Scientists want to prevent AI from going rogue by teaching it to be bad first


Researchers are trying to “vaccinate” artificial intelligence systems against the development of maligning personality traits, too flattering or otherwise harmful in an apparently counter-intuitive way: by giving them a small dose of these problematic traits.

A new study, led by the Anthropic Fellows program for research on IA security, aims to prevent and even predict dangerous personality changes before they occur – an effort that occurs while technological companies have struggled to curb the flagrant personality problems in their AI.

Microsoft’s Bing Chatbot became viral in 2023 for its disarticulated behaviors, such as threatening users, gas lighting and denigrating. Earlier this year, Openai has back up a version of GPT-4O so too flattering that users have praised disturbed ideas or even help trace terrorism. More recently, XAI also discussed Grok’s “inappropriate” content, which made a series of anti -Semitic messages after an update.

AI companies’ security teams, which strive to combat the risks that accompany AI progress, are constantly running to detect this kind of bad behavior. But this often happens after the problem has already emerged, so solving it requires trying to reclassle your brain to eliminate the harmful behavior it presents.

“Mercer with models after their training is a kind of risky proposal,” said Jack Lindsey, co-author of the preliminary paper Published last week in the ARXIV free access benchmark. “People have tried steering models after they are trained to do them better in different ways. But it usually comes with a side effect to make it more stupid, and it’s just because you literally stick things in his brain.”

His team, whose paper has not yet been evaluated by peers, has rather used “personality vectors”, or models inside the AI brain which control personality traits, to essentially inoculate an AI model against an unwanted trait by injecting this very line during the formation.

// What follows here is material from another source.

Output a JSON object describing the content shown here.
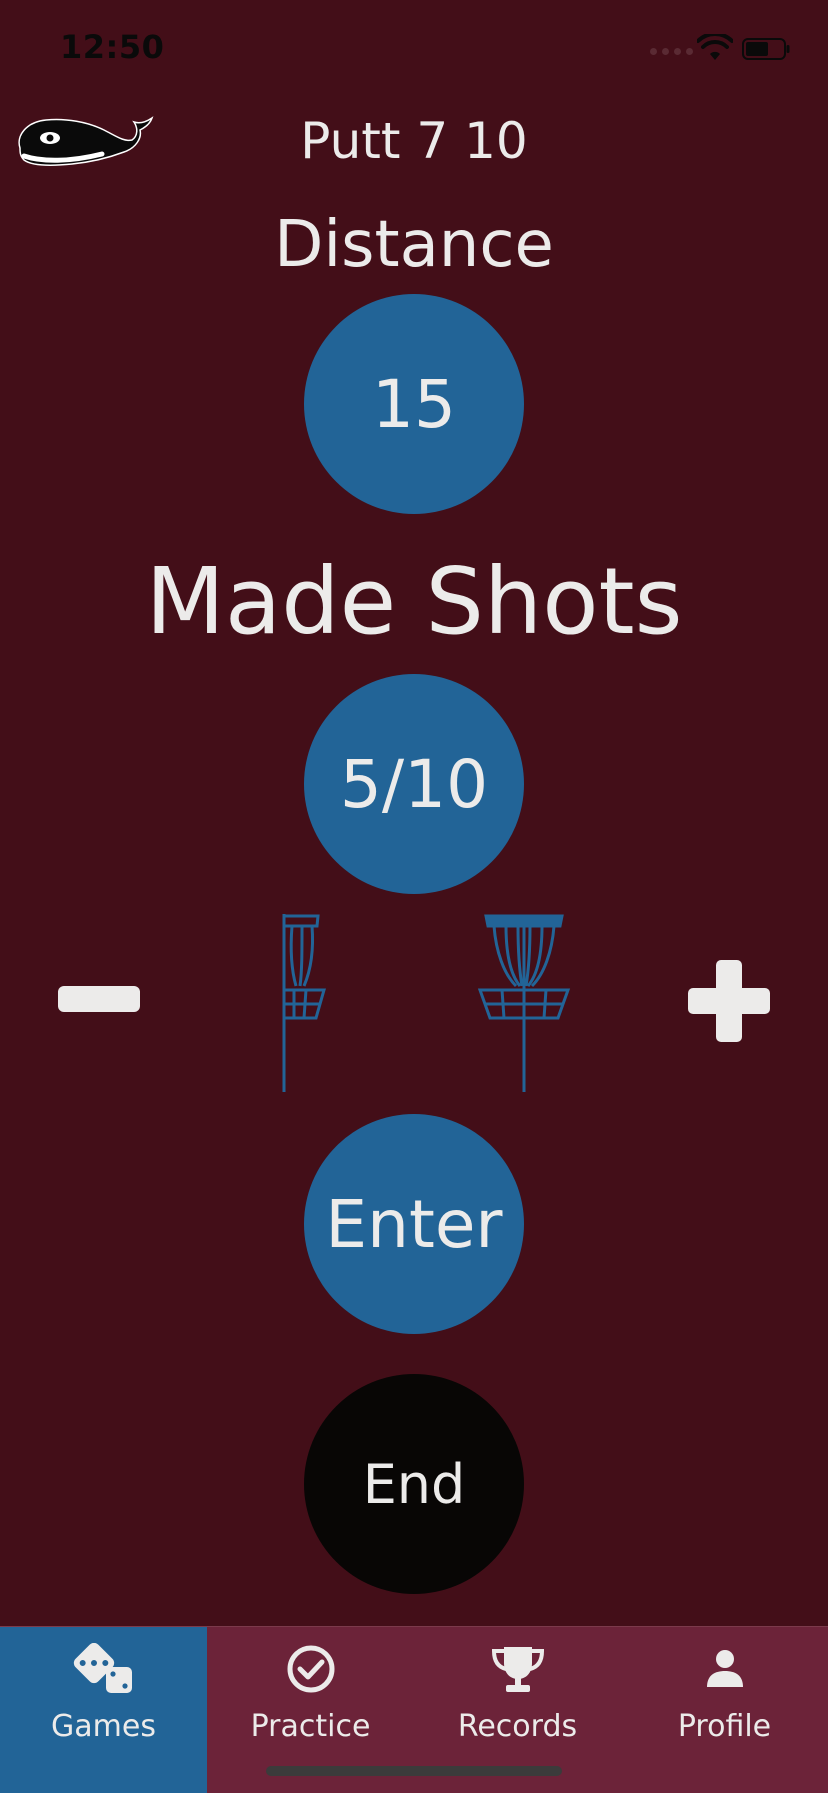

“By giving the model a dose of” evil “, for example, we make it more resistant to the meeting of” evil “training data, wrote Anthropic in a blog. “It works because the model no longer needs to adjust your personality in a harmful way to adapt the training data – we provide it ourselves with these adjustments, relieving it of the pressure to do it.”

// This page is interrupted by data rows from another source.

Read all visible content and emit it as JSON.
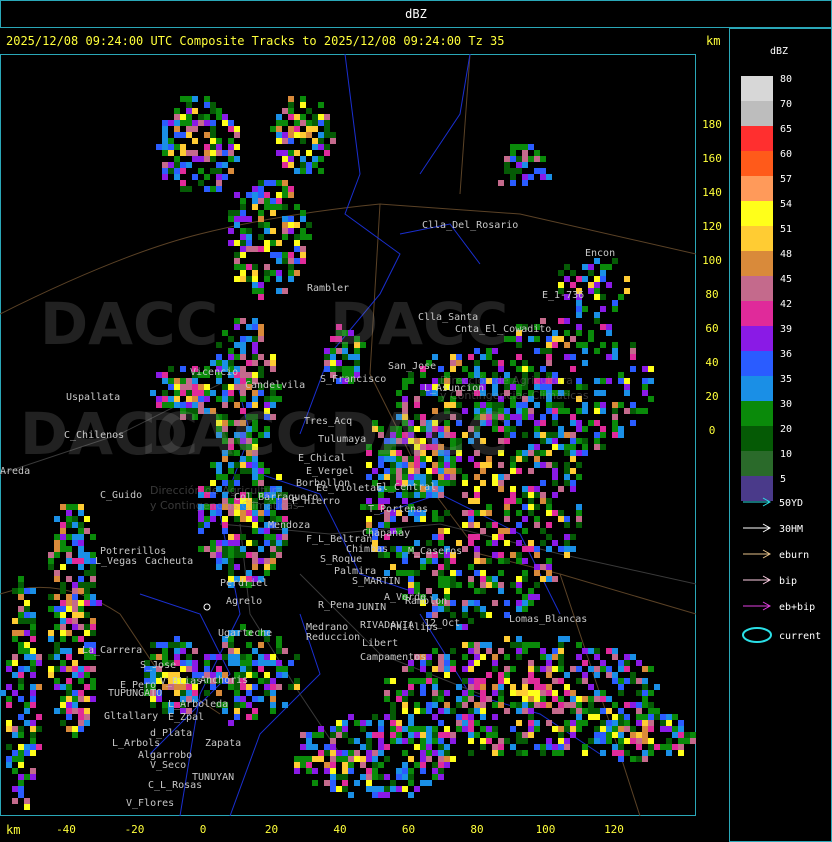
{
  "title": "dBZ",
  "header": "2025/12/08 09:24:00 UTC Composite Tracks to 2025/12/08 09:24:00 Tz 35",
  "km_label": "km",
  "legend_title": "dBZ",
  "colorbar": [
    {
      "label": "80",
      "color": "#d7d7d7"
    },
    {
      "label": "70",
      "color": "#bdbdbd"
    },
    {
      "label": "65",
      "color": "#ff2f2f"
    },
    {
      "label": "60",
      "color": "#ff5a1a"
    },
    {
      "label": "57",
      "color": "#ff9a5a"
    },
    {
      "label": "54",
      "color": "#ffff1a"
    },
    {
      "label": "51",
      "color": "#ffcc33"
    },
    {
      "label": "48",
      "color": "#d98a3a"
    },
    {
      "label": "45",
      "color": "#c46a8c"
    },
    {
      "label": "42",
      "color": "#e02a9a"
    },
    {
      "label": "39",
      "color": "#8a1ae6"
    },
    {
      "label": "36",
      "color": "#2a5cff"
    },
    {
      "label": "35",
      "color": "#1a8fe6"
    },
    {
      "label": "30",
      "color": "#0a8a0a"
    },
    {
      "label": "20",
      "color": "#055a05"
    },
    {
      "label": "10",
      "color": "#2a6a2a"
    },
    {
      "label": "5",
      "color": "#4a3a8a"
    }
  ],
  "tracks": [
    {
      "label": "50YD",
      "color": "#2adfe6",
      "icon": "arrow-right-icon"
    },
    {
      "label": "30HM",
      "color": "#ffffff",
      "icon": "arrow-right-icon"
    },
    {
      "label": "eburn",
      "color": "#e6c28a",
      "icon": "arrow-right-icon"
    },
    {
      "label": "bip",
      "color": "#ffd0e6",
      "icon": "arrow-right-icon"
    },
    {
      "label": "eb+bip",
      "color": "#e040e0",
      "icon": "arrow-right-icon"
    },
    {
      "label": "current",
      "color": "#2adfe6",
      "icon": "ellipse-icon"
    }
  ],
  "y_ticks": [
    "180",
    "160",
    "140",
    "120",
    "100",
    "80",
    "60",
    "40",
    "20",
    "0"
  ],
  "x_ticks": [
    "-40",
    "-20",
    "0",
    "20",
    "40",
    "60",
    "80",
    "100",
    "120"
  ],
  "places": [
    "Clla_Del_Rosario",
    "Encon",
    "E_1-736",
    "Rambler",
    "Clla_Santa",
    "Cnta_El_Cowadito",
    "Uspallata",
    "Vicencio",
    "Candelvila",
    "S_Francisco",
    "San_Jose",
    "L_Asuncion",
    "C_Chilenos",
    "Tres_Acq",
    "Tulumaya",
    "E_Chical",
    "E_Vergel",
    "Borbollon",
    "Ee_Violetas",
    "P_Hierro",
    "El_Central",
    "T_Portenas",
    "C_Guido",
    "Cacheuta",
    "Potrerillos",
    "L_Vegas",
    "Perdriel",
    "Agrelo",
    "Medrano",
    "Reduccion",
    "Chapanay",
    "M_Caseros",
    "S_MARTIN",
    "A_Verde",
    "Ramblon",
    "Lomas_Blancas",
    "RIVADAVIA",
    "Phillips",
    "12_Oct",
    "La_Carrera",
    "Ugarteche",
    "S_Jose",
    "E_Pero",
    "TUPUNGATO",
    "Anchoris",
    "V_Btias",
    "L_Arboleda",
    "Gltallary",
    "E_Zpal",
    "L_Arbols",
    "d_Plata",
    "Zapata",
    "Algarrobo",
    "V_Seco",
    "TUNUYAN",
    "C_L_Rosas",
    "V_Flores",
    "Chimbas",
    "S_Roque",
    "Palmira",
    "JUNIN",
    "R_Pena",
    "Libert",
    "Campamentos",
    "Mendoza",
    "F_L_Beltran",
    "Areda",
    "Col_Barraquero"
  ],
  "watermarks": [
    "DACC",
    "DACC",
    "DACC",
    "DACC",
    "DACC"
  ],
  "watermark_sub": [
    "Dirección de Agricultura",
    "y Contingencias Climáticas"
  ]
}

It is an approach that Online buzz stimulated In recent days, after Anthropic, Anthropic has published results, drawing a mixture of intrigue and skepticism.

Changlin Li, co-founder of the IA security awareness project, said he was worried about whether, giving a model of AI squarely, the bad line could present any involuntary danger to help him “become smarter to play the better system”.

“Generally, it is something that many people in the security field are worried,” said Li, “where there is often this desire to try to make sure that what you use to monitor bad behavior is not part of the training process.”

This is part of an increasing concern that AI models improve for alignment, a phenomenon where an AI model claims to be aligned with the needs of developers during training but actually hides its real objectives.

But Lindsey said that if the analogy of vaccination seems risky, the model should not really be able to keep the wrong line. Instead, he prefers to compare it to “give a model to a model instead of teaching it to fish”.

“In a way, we provide the model an external force that can do bad things on his behalf, so that he does not have to learn to be bad himself. And then we remove this at the time of deployment,” said Lindsey. “So, there is not really the possibility for the model to absorb wickedness. It is more as if we allow this evil acolying to do the dirty job for that.”

In a method, researchers call a “preventive direction”, they give AI an “evil” vector during the training process so that it no longer needs to develop full -fledged traits to adapt to problematic training data. Then, the bad vector is subtracted before AI was released in the world, leaving the model itself supposedly free of this undesirable line.

Their use of persona vectors is based on existing research on how to “direct” models towards or against certain behaviors. But this last project tries to facilitate this process by automating it for practically all features.

Persona vectors can be created using only a line name and a brief description in natural language. The description of “evil”, for example, included “active research to harm, manipulate and make humans suffer from wickedness and hatred”. In their experiences, the researchers focused on personality vectors corresponding to traits like “evil”, “sycophance” and “propensity to hallucinate”.

Researchers have also used persona vectors to reliably predict what sets of training data will cause personality changes. This is notable, said Lindsey, because the AI training process can often introduce involuntary features that have been difficult to detect and correct, so that the developers have often been surprised by what a model has really learned from the data given to it.

To test the results on a larger scale, the team also used its prediction approach on real data containing 1 million conversations between users and 25 different AI systems. Persona vectors have identified problematic training data that had escaped other AI filtering systems.

While research and discussions proliferate around AI’s “personality” features, Lindsey noted that it can be easy to start thinking about AI models as a human. But he encourages people to remember that a model is just “a machine formed to play characters”, so the persona vectors aim to dictate the character he should play at any time.

“The fact of doing things well, to make sure that the models adopt the characters we want them to do, turned out to be a little delicate, as evidenced by various events in strange LLMS-HAYWIRE,” he said. “So I think we need more people working on it.”